Endogenous Betaglycan Is Essential for High-Potency Inhibin Antagonism in Gonadotropes

Abstract Inhibins are endocrine hormones that regulate gametogenesis and reproduction through a negative feedback loop with FSH. Inhibin action involves antagonism of signaling by activin or other TGFβ family ligands. In transfection assays, antagonism by inhibin can be potentiated by betaglycan, a coreceptor for selected TGFβ family ligands. We tested whether betaglycan is an obligate inhibin coreceptor through disruption of betaglycan function by RNA interference-mediated knockdown and immunoneutralization. Betaglycan knockdown and anti-betaglycan IgG each independently prevented inhibin-A binding to betaglycan and reversed functional effects of transfected betaglycan. Neither betaglycan immunoneutralization nor knockdown affected activin responsiveness in cell lines or in rat anterior pituitary cultures.
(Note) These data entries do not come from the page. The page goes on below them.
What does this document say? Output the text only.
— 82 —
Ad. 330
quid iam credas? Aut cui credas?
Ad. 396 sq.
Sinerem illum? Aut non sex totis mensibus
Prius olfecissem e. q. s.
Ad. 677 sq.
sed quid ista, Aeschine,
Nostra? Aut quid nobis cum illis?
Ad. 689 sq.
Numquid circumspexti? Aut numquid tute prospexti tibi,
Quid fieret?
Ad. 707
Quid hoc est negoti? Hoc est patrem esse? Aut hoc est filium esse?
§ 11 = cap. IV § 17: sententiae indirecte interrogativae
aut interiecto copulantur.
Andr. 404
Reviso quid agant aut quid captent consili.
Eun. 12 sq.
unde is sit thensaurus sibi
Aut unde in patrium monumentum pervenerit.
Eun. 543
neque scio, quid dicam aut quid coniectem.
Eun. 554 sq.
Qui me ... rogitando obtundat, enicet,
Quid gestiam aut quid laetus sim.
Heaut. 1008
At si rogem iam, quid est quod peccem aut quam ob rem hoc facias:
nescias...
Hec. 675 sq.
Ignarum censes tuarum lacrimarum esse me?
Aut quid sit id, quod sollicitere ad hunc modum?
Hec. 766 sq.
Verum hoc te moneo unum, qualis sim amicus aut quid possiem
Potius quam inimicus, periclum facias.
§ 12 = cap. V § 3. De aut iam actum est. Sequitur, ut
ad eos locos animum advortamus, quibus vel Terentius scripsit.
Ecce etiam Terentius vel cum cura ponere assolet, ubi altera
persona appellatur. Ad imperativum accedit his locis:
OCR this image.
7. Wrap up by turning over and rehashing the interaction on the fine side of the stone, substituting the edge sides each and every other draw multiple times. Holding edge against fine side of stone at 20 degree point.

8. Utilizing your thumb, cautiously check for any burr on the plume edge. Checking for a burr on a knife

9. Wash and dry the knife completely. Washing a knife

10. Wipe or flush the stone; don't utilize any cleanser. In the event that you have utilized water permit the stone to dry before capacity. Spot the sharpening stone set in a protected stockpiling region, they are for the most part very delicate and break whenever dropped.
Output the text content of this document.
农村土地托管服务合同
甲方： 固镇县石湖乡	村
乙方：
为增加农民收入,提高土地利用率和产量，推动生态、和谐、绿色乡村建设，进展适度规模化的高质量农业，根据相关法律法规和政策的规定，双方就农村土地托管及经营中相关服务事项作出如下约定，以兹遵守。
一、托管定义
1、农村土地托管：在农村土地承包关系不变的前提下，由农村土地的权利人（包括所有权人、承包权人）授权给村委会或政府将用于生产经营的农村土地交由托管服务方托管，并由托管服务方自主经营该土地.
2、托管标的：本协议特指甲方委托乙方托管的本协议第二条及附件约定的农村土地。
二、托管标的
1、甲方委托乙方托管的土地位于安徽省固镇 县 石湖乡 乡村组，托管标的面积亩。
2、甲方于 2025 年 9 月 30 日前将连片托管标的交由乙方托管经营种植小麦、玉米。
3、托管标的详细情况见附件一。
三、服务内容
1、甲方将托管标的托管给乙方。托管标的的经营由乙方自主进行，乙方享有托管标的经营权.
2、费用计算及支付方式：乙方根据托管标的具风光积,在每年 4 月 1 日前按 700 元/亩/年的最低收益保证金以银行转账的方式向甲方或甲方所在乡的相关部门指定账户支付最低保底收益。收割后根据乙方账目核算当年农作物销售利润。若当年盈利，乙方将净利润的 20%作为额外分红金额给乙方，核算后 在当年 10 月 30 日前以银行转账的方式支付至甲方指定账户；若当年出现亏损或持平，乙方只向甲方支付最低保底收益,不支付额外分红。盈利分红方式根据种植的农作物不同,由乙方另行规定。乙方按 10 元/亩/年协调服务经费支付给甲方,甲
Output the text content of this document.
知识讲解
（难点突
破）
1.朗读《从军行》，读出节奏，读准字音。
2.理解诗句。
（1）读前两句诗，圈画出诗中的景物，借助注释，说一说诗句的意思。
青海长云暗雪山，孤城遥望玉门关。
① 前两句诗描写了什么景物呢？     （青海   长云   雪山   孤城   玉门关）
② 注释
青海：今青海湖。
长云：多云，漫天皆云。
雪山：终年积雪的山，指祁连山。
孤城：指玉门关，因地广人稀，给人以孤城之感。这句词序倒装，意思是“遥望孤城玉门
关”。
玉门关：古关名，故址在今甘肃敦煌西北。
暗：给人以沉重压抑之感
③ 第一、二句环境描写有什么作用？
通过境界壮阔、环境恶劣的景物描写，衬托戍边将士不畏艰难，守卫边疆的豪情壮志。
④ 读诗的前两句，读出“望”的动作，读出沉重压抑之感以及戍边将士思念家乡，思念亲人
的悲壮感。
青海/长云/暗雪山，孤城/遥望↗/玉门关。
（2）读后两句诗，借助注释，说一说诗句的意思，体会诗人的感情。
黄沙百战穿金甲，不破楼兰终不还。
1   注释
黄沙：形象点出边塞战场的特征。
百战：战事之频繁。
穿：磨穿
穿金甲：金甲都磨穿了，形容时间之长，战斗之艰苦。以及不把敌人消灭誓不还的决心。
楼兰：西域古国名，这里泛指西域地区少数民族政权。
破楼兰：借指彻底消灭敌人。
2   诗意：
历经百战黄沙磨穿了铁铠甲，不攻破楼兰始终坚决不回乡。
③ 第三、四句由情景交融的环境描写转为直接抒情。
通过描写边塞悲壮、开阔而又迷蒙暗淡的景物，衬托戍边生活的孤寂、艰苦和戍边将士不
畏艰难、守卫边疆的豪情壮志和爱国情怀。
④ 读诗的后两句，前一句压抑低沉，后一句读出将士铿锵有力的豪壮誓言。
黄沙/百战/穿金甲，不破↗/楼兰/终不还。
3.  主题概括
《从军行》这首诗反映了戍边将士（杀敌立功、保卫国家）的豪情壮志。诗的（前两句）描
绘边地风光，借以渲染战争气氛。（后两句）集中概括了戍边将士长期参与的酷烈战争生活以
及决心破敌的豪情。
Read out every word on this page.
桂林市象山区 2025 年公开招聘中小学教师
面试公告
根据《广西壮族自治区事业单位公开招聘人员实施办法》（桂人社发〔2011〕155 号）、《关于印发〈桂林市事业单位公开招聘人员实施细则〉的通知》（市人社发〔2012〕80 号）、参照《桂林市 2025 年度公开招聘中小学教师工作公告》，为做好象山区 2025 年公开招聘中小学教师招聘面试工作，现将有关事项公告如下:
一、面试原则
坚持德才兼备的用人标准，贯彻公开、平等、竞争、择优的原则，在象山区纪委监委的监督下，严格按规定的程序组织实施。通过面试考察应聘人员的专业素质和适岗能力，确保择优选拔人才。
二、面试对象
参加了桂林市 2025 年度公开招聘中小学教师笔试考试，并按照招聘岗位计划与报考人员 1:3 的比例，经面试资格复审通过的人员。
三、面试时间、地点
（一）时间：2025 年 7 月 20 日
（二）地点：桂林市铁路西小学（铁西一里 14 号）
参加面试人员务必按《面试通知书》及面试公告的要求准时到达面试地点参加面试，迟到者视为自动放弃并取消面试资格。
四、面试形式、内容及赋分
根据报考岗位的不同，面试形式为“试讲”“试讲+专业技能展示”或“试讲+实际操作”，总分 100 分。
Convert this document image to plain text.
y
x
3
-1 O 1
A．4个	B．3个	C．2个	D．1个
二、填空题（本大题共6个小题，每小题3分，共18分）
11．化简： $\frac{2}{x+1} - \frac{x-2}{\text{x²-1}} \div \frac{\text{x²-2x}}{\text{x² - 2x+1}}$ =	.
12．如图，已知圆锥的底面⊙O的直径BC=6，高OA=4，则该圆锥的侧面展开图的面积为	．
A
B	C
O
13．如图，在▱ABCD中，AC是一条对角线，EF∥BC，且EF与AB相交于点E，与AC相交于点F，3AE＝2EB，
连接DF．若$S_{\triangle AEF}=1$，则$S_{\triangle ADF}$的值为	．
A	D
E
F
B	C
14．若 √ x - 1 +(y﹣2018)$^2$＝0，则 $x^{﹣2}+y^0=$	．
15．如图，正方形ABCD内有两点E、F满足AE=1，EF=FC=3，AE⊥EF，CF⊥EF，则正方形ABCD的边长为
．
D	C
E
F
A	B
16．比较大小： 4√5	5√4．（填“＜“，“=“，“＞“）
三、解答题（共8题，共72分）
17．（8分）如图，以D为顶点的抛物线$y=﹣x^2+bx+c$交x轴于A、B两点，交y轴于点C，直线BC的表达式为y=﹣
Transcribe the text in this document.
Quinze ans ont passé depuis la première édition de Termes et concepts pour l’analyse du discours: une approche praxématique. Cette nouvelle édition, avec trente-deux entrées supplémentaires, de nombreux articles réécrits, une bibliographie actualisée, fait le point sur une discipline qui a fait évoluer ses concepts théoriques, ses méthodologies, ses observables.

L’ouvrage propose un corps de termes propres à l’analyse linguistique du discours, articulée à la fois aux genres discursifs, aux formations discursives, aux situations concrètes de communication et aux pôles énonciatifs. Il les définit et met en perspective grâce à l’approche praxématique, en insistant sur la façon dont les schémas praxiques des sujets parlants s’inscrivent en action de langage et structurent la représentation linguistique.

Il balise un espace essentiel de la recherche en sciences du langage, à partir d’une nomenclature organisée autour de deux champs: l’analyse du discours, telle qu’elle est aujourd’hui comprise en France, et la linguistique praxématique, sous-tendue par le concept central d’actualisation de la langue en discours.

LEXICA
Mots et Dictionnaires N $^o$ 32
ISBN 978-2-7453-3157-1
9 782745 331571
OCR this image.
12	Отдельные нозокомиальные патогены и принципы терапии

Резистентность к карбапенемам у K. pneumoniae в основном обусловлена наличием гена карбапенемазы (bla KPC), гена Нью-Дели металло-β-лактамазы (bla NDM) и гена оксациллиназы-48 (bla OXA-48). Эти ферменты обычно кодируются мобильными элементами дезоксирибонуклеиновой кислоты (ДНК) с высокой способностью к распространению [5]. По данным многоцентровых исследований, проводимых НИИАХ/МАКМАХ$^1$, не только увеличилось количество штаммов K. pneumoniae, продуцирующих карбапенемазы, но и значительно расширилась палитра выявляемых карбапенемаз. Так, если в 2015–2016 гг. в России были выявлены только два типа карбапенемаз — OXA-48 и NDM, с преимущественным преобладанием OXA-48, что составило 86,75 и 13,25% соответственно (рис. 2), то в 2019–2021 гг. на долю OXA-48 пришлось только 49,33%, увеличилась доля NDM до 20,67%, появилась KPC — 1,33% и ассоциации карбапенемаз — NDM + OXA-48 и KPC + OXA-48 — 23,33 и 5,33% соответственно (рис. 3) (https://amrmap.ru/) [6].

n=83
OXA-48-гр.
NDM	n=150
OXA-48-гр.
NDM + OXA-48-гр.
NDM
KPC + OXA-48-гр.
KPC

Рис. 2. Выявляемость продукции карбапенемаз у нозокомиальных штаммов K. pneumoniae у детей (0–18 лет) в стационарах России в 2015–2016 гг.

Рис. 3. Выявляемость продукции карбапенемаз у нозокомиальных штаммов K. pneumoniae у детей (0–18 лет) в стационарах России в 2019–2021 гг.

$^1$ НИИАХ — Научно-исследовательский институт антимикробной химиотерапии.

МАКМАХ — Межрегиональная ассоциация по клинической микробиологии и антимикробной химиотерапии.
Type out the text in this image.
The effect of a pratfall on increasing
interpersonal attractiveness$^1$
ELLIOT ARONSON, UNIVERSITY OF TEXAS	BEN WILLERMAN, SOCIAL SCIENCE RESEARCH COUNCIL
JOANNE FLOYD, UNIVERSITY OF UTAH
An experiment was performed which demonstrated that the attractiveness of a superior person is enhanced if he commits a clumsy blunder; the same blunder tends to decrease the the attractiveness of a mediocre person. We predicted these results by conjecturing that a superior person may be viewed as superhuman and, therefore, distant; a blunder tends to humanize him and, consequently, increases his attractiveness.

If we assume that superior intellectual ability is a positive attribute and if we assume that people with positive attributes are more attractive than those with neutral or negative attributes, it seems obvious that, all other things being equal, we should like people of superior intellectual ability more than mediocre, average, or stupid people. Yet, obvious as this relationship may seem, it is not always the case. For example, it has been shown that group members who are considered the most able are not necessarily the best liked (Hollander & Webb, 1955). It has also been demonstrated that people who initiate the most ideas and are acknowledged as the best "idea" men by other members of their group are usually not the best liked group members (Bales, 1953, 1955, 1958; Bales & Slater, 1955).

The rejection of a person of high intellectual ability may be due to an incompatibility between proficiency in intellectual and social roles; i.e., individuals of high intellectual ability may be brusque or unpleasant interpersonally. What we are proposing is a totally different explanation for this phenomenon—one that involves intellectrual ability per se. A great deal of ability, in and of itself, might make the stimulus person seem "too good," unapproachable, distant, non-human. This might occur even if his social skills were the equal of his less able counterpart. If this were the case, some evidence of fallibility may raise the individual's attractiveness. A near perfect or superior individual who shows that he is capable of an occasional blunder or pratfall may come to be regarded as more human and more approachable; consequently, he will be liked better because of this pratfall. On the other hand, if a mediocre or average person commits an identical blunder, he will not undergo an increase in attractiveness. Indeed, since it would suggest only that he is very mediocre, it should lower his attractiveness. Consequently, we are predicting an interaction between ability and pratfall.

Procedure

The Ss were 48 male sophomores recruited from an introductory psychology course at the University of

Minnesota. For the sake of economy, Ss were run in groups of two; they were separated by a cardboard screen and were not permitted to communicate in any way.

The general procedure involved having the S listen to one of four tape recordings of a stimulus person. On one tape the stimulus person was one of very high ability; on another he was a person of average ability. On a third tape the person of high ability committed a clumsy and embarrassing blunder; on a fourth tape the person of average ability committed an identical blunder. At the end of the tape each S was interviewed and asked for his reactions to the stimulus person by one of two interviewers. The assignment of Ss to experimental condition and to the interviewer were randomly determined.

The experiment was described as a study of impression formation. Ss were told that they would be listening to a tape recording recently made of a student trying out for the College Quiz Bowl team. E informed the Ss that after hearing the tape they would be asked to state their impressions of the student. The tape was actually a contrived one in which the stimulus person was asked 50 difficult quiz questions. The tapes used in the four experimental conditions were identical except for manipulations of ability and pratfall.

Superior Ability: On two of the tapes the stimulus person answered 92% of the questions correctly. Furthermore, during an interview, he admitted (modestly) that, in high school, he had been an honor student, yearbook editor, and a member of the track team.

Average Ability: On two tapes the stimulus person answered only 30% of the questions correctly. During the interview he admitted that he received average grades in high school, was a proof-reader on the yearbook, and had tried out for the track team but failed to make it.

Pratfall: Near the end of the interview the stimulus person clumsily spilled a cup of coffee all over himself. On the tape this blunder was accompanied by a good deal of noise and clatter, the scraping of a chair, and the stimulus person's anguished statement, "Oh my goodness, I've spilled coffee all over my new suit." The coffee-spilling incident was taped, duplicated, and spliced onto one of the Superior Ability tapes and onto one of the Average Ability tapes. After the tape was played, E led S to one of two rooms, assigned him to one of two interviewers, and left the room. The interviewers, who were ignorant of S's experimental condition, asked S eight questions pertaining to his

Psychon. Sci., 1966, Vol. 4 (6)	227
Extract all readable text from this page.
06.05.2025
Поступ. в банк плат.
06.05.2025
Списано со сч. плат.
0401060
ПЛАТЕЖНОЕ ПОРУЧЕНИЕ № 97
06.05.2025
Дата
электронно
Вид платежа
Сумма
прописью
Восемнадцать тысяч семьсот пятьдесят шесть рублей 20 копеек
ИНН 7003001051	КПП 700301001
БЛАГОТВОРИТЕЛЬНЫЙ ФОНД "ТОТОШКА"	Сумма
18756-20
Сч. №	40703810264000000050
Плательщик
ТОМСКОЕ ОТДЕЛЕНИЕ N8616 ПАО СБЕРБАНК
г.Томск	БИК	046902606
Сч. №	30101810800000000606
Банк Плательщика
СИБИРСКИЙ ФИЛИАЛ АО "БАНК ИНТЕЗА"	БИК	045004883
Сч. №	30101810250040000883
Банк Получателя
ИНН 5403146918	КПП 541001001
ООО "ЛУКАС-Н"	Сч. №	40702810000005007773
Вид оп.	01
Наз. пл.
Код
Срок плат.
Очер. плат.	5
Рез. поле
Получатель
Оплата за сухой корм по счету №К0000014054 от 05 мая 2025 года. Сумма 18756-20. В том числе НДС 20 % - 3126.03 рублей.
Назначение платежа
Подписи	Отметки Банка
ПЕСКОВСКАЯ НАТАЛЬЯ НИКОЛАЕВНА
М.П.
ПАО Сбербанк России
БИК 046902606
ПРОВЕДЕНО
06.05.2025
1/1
Betaglycan knockdown decreased the potency of inhibin antagonism of activin-induced FSH secretion in primary gonadotropes. Similarly, anti-betaglycan IgG decreased the potency of inhibin antagonism in primary gonadotropes in a dose-dependent manner, with a reduction in the sensitivity to inhibin-A of greater than 1000-fold. These data establish that betaglycan is an endogenous inhibin coreceptor required for high-sensitivity inhibin antagonism of activin signaling in rat anterior pituitary gonadotropes.